River Reflection Deep Blue by Gretl Barzotto. PHOTO: GRETL BARZOTTO
River Reflection Deep Blue by Gretl Barzotto. PHOTO: GRETL BARZOTTO
"Reflections", Gretl Barzotto (Eade Gallery, Clyde)

Within the depths of jewel-toned blue, a scattering of gold glints against hints of green, perfectly capturing the impression of sunlight sparkling across the river. The surface of the works appear to shimmer with movement, as if reflected branches and leaves are waving in the breeze. Gretl Barzotto’s work is beautiful, lushly opulent with colour and texture. The use of cold wax medium — in which beeswax is mixed with a small amount of solvent or resin, and blended with oil paint or pigments — produces thick, iridescent layers, individual strokes blurring into cohesive imagery. Barzotto makes her own wax mediums and grinds inks, utilising local materials and inspiration, the process an intimate engagement with every part of the art creation.
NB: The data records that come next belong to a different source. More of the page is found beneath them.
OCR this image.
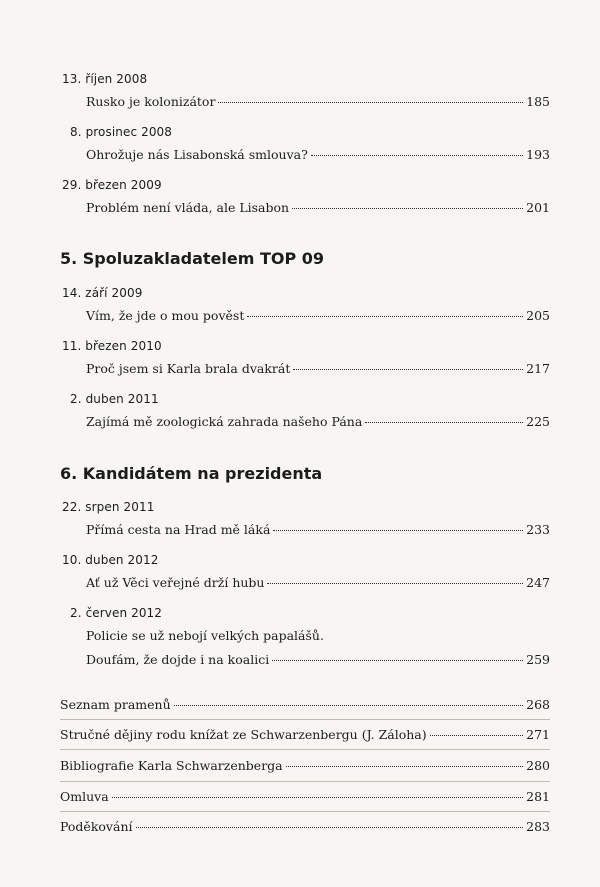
13. říjen 2008
Rusko je kolonizátor	185
8. prosinec 2008
Ohrožuje nás Lisabonská smlouva?	193
29. březen 2009
Problém není vláda, ale Lisabon	201
5. Spoluzakladatelem TOP 09
14. září 2009
Vím, že jde o mou pověst	205
11. březen 2010
Proč jsem si Karla brala dvakrát	217
2. duben 2011
Zajímá mě zoologická zahrada našeho Pána	225
6. Kandidátem na prezidenta
22. srpen 2011
Přímá cesta na Hrad mě láká	233
10. duben 2012
Ať už Věci veřejné drží hubu	247
2. červen 2012
Policie se už nebojí velkých papalášů.
Doufám, že dojde i na koalici	259
Seznam pramenů	268
Stručné dějiny rodu knížat ze Schwarzenbergu (J. Záloha)	271
Bibliografie Karla Schwarzenberga	280
Omluva	281
Poděkování	283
In her mixed-media watercolour series, Between the River, the composition becomes yet more abstract, a flashing impression of solitary walks by the water, daydreaming under the overhanging trees, snatches of slightly blurred memory. Her Three Little Nuggets are both rugged and pretty, the textural gold blending into ochre tones, emulating the craggy surface of rock. The whole collection is fascinating, but a favourite is the Midnight Blue series, painted on wooden boards, in which the gold pigment drifts through incredibly rich, deep blue. There’s an intense serenity to the pieces, like looking up at a peaceful night sky, at moonlight on the water, or a calm mind thinking golden, magical thoughts.